The Love That Satisfies by Christopher West

The Love That Satisfies by Christopher West

Author:Christopher West [West, Christopher]
Language: eng
Format: epub
Publisher: Ascension Press
Published: 2010-12-05T16:00:00+00:00


Chapter 6

GOD’S EROS

35. “The divine power that Aristotle at the height of Greek philosophy sought to grasp...does not love: it is solely the object of love. The one God in whom Israel believes, on the other hand, loves with a personal love...and his love may certainly be called eros, yet it is also totally agape” (n. 9).

Philosophy can know that God exists. It can even discern certain things about the divine power at the source of existence. But can we conclude without the aid of God’s self-revelation (without biblical faith) that God loves? Aristotle could conclude only that the divine majesty is to be loved. He did not discern that the divine power not only loves but is love. Christ is the fullest revelation of this eternal truth. And Christ came as a Bridegroom to give up his body for his Bride, the Church, and for all humanity. Since the love of a bridegroom for his bride involves eros, Benedict affirms that God’s love “may certainly be called eros.”

This, it seems to me, is the most provocative assertion of Benedict’s entire letter. In fact, as a reader of numerous papal documents, this is one of the boldest statements I’ve ever read from a pope. Never, to my knowledge, has a pope stated so plainly and certainly that God’s love is not only agape but eros. For those familiar with the Bible’s erotic imagery, this shouldn’t come as a surprise. A widespread angelistic piety, however, is decidedly uncomfortable with such imagery. God loves with eros!? Is this not an affront to God? Shouldn’t we recoil? Is this not somehow a degradation of his divinity, an entrapment of God’s Spirit within the material world and a blasphemous projection of the human onto the divine? It could be, and would be, if it did not flow from a biblical vision of eros liberated from lust and from a deep well of respect and awe before the mystery of the Incarnation.

Herein lies the scandal of the Christian claim: God reveals his divine love through a human heart: the “sacred heart” of Jesus, the Christ, the God-Man. In other words, God reveals divine love through human love. It is only from “within” the logic of the Incarnation that Benedict can declare that God’s “love may certainly be called eros.” Yet, as he himself adds, pressing yet again into the unity of the divine and human natures in Christ without blurring the distinction, “it is also totally agape.” This also marks the path of sanctification for Christian men and women: eros, through a progressive growth in holiness, must come more and more to express agape.

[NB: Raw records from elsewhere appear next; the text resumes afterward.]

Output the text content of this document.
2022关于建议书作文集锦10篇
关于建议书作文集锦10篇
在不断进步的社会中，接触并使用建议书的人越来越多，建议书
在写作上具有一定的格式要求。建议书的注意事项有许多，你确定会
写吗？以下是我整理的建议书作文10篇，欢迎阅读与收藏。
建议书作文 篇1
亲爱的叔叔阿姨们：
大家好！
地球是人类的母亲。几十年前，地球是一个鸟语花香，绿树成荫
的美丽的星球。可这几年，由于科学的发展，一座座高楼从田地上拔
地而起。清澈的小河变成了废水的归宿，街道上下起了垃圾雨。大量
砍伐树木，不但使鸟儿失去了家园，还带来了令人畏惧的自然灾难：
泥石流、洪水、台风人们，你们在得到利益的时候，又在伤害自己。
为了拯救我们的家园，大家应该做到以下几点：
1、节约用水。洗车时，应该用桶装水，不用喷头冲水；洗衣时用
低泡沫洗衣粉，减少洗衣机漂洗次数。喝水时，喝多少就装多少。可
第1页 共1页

And this is the path not only for spouses but for everyone, regardless of vocation. Everyone in the unity of body and soul as male or female is called to love as God loves, that is, with an eros that “is also totally agape.”

It follows, then, that eros cannot be limited to its genital expression. Eros implies a yearning for all that is true, good, and beautiful, a yearning that cries out for expression.